If alcohol had just been discovered yesterday, could you imagine trying to get it through FDA approval? Let me understand this correctly…you left some fruit out to rot, and it morphed into a slurry that inhibits brain function, creates wild mood swings and results in loss of motor function, and you want to package and distribute it to within walking distance of every adult on the planet? You wouldn’t get anyone to read beyond the abstract of your proposal.
And yet, back here in reality world, we feel shame, envy and FOMO when we can’t drink poison while everyone else can. It’s truly one of the most baffling tales of incongruence in the history of human existence. And you thought Adam and Eve feeling compelled to cover their private parts after eating the forbidden fruit was a shame.
Alcohol is bad.

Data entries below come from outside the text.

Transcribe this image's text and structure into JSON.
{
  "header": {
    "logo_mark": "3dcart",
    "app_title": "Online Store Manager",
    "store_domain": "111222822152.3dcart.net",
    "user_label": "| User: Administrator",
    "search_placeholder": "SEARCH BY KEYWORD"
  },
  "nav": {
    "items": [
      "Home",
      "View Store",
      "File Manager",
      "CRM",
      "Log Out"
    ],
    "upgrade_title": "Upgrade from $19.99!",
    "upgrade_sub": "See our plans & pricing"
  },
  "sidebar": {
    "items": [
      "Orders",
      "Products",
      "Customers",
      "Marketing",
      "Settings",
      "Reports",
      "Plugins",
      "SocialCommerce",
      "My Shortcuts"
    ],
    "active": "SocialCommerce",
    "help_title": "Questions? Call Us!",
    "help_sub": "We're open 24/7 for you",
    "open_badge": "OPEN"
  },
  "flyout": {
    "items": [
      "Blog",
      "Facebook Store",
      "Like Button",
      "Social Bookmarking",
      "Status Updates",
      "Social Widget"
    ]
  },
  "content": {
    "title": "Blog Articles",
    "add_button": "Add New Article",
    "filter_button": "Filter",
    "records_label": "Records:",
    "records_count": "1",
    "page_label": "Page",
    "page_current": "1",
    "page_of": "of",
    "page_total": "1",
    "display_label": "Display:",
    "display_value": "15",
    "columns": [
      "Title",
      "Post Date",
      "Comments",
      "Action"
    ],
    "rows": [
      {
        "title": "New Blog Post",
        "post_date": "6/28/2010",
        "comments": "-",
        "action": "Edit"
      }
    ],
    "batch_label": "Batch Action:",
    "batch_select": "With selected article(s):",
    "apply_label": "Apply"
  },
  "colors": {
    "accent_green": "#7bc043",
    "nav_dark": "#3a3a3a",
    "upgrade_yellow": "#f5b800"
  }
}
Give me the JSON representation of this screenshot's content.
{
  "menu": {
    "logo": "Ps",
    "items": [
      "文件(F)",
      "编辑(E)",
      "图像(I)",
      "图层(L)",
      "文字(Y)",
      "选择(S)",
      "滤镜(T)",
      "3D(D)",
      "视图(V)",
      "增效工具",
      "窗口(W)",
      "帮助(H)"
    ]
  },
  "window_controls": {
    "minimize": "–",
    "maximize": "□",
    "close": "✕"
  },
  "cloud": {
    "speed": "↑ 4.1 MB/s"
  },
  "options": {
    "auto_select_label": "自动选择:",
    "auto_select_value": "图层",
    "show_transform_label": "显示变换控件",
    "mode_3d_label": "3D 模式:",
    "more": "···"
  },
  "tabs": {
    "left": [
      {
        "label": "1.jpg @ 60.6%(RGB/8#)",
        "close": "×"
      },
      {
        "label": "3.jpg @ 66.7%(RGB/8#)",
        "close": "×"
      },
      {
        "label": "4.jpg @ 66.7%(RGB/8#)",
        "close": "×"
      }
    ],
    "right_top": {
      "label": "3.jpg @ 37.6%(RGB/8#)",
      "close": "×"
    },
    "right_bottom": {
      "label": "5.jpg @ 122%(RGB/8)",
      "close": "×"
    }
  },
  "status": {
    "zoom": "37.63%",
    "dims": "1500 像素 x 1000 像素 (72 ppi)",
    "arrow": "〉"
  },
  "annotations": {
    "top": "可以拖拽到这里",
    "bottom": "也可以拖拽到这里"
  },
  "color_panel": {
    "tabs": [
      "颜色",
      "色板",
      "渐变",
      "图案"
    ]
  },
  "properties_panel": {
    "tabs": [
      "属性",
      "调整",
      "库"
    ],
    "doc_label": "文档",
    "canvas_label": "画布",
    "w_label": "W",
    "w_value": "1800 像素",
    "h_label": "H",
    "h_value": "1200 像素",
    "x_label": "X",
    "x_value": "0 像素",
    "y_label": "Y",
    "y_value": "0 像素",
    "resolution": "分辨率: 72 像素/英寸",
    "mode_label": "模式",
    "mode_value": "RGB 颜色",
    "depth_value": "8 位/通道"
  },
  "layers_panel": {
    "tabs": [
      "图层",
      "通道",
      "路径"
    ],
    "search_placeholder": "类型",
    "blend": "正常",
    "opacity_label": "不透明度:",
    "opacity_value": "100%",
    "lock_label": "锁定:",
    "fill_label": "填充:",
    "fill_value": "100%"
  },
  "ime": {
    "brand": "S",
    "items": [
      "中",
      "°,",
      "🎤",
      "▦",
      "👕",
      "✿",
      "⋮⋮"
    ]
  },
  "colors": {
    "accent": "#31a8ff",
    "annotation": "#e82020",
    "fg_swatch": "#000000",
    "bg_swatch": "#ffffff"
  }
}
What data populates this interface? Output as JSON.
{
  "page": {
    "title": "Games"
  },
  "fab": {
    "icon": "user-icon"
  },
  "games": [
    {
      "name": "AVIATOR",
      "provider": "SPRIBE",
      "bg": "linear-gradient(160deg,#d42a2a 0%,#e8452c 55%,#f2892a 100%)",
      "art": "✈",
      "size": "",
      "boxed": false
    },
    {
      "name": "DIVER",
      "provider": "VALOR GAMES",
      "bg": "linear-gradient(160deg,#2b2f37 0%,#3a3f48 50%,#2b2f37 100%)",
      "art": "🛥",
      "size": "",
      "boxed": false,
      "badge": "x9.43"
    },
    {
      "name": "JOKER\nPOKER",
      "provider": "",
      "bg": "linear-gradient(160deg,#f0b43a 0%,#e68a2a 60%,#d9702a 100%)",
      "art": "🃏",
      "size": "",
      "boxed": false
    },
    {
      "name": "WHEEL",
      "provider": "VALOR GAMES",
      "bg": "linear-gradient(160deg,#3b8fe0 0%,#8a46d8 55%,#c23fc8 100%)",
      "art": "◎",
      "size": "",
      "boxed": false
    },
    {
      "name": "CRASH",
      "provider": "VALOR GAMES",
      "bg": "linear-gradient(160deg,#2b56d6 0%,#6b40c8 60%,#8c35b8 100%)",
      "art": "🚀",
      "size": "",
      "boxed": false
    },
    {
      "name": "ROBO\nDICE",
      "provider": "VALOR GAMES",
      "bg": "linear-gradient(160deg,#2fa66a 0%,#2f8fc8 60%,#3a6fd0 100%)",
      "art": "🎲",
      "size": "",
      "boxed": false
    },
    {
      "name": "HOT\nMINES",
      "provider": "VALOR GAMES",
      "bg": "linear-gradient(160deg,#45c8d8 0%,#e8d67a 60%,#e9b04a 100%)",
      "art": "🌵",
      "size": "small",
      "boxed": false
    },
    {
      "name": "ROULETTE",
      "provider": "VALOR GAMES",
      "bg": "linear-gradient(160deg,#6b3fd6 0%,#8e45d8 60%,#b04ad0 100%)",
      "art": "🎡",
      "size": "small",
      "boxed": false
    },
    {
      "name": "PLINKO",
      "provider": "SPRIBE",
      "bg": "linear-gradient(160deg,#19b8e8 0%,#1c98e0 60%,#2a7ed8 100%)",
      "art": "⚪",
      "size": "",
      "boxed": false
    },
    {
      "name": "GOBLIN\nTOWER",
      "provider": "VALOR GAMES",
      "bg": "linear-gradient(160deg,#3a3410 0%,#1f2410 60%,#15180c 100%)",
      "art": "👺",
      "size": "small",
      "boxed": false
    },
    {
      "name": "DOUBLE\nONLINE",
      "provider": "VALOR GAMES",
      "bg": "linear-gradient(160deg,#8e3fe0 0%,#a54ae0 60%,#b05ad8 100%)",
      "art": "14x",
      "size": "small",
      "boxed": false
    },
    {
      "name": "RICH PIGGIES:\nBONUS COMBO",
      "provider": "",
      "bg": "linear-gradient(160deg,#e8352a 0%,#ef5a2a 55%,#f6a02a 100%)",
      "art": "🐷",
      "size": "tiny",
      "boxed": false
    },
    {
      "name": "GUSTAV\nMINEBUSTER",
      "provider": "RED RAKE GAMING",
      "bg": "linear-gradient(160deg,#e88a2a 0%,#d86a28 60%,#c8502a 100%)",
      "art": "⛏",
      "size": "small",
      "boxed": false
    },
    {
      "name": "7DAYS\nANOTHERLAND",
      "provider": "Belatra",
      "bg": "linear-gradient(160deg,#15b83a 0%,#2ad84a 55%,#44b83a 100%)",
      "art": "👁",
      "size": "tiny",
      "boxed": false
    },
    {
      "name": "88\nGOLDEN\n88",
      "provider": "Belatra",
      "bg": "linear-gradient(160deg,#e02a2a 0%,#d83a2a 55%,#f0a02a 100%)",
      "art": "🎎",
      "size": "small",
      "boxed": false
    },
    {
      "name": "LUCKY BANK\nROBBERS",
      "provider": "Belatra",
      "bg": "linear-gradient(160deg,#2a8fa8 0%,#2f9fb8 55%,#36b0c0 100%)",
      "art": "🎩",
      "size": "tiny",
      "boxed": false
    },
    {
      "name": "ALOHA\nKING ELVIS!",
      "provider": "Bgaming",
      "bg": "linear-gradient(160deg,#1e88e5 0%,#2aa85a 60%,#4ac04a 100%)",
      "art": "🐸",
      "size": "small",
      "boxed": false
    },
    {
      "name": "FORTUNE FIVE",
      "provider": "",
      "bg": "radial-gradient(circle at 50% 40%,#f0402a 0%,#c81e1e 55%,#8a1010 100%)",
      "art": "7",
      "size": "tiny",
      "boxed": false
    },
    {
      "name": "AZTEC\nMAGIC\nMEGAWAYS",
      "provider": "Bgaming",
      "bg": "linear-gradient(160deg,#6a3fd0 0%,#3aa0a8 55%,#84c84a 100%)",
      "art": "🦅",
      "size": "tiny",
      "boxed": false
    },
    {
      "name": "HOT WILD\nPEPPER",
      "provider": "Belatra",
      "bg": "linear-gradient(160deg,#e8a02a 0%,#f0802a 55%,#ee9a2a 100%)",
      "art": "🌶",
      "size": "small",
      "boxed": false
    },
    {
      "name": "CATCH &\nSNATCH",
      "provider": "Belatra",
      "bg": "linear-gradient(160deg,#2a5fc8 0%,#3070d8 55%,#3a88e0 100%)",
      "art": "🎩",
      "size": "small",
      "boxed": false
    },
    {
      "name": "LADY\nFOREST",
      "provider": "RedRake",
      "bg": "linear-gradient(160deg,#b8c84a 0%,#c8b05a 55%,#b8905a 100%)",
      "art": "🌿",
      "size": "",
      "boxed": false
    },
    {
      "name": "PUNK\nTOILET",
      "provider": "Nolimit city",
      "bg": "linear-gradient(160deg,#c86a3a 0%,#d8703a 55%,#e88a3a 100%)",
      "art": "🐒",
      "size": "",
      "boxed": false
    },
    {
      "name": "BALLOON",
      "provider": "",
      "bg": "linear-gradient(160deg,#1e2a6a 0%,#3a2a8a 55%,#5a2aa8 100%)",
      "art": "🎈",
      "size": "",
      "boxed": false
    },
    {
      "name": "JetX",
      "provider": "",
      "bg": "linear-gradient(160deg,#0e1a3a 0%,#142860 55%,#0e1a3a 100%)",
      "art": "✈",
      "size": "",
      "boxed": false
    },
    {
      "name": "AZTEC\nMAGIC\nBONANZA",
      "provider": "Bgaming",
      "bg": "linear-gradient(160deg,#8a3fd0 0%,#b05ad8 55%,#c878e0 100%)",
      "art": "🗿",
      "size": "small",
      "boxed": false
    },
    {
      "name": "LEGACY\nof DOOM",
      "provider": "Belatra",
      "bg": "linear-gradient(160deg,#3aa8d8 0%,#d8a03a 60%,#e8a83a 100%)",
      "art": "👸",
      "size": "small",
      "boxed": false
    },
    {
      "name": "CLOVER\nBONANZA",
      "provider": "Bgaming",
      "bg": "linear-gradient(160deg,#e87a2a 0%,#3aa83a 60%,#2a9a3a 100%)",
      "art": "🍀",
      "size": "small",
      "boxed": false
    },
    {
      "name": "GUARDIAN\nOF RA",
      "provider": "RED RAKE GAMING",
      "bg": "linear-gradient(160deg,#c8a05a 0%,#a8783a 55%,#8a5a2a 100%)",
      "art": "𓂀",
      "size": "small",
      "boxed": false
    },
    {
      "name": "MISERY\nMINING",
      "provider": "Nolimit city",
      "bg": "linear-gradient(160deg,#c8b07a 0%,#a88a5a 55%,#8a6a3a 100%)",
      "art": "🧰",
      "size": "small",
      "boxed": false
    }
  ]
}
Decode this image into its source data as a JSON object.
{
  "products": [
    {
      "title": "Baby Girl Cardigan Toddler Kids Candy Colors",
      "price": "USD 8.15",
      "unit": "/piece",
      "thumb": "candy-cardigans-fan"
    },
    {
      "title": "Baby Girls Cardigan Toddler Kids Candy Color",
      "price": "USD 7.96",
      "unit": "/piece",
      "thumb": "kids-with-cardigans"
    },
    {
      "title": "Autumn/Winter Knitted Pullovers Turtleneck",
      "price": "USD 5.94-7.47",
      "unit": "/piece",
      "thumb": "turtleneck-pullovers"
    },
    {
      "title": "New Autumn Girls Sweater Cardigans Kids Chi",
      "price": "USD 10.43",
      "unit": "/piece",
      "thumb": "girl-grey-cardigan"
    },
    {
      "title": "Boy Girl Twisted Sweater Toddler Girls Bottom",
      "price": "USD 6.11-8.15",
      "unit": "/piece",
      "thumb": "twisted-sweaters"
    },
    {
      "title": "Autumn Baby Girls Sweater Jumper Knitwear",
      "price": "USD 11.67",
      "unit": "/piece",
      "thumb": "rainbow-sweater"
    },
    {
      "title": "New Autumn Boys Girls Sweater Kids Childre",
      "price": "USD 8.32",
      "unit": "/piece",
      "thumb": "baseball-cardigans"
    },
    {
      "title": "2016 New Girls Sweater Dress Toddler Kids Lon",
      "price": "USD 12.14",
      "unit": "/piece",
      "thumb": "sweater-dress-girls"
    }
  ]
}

Yes – DUIs, family dysfunction, liver damage, financial collapse, job loss, yada, yada, yada. But that’s not the worst of it. The fact that people like me consider it to be a painstaking sacrifice to rip it reluctantly from ruining our lives is the true tragedy here.
Don’t ask yourself if you are or are not an alcoholic. The mental gymnastics that result from that question will keep you drinking and shame-filled for years. Ask yourself this one, even simpler question.
Where has following all the other inconsiderate idiots on this planet gotten you? If you want to change something, change that.
Maybe the first part of that change should be checking out our program for high-functioning drinkers seeking something different called SHOUT Sobriety.
P.S. If you are wondering what the story about being blown off by the principal has to do with all of this, it is an example of the inconsideration we all must tolerate. I’ve never met her, and I have no idea if she drinks. I was just pissed about it when I sat down to write, so out it came.
4 Comments
Love that – Sobriety is about freedom …. keep up the writing Matt. Your message is important.
Thank you, Anne! I feel bad when the message is angry and frustrated like this one, but it is authentic. Thanks for your support!
Matt,
I loved this article, it was like I was speaking too, and I could more than feel it in your writing (Don’t get me started on what remote learning here in CA did to my now third grader). It’s almost like there is proof that money controls the world sometimes, spend more, make more and the government pushes this at any cost…but I digress. It’s like a new world view for me walking around sober, and the fact that I sometimes have an urge almost makes me hyper focused on its problem, because I have to do battle with it in my head. I’m amazed how much ‘freedom’ alcohol has in this country.
keep writing, I’ll keep resonating!
Sobriety does give us a new world view. I like how you put that, Kyle!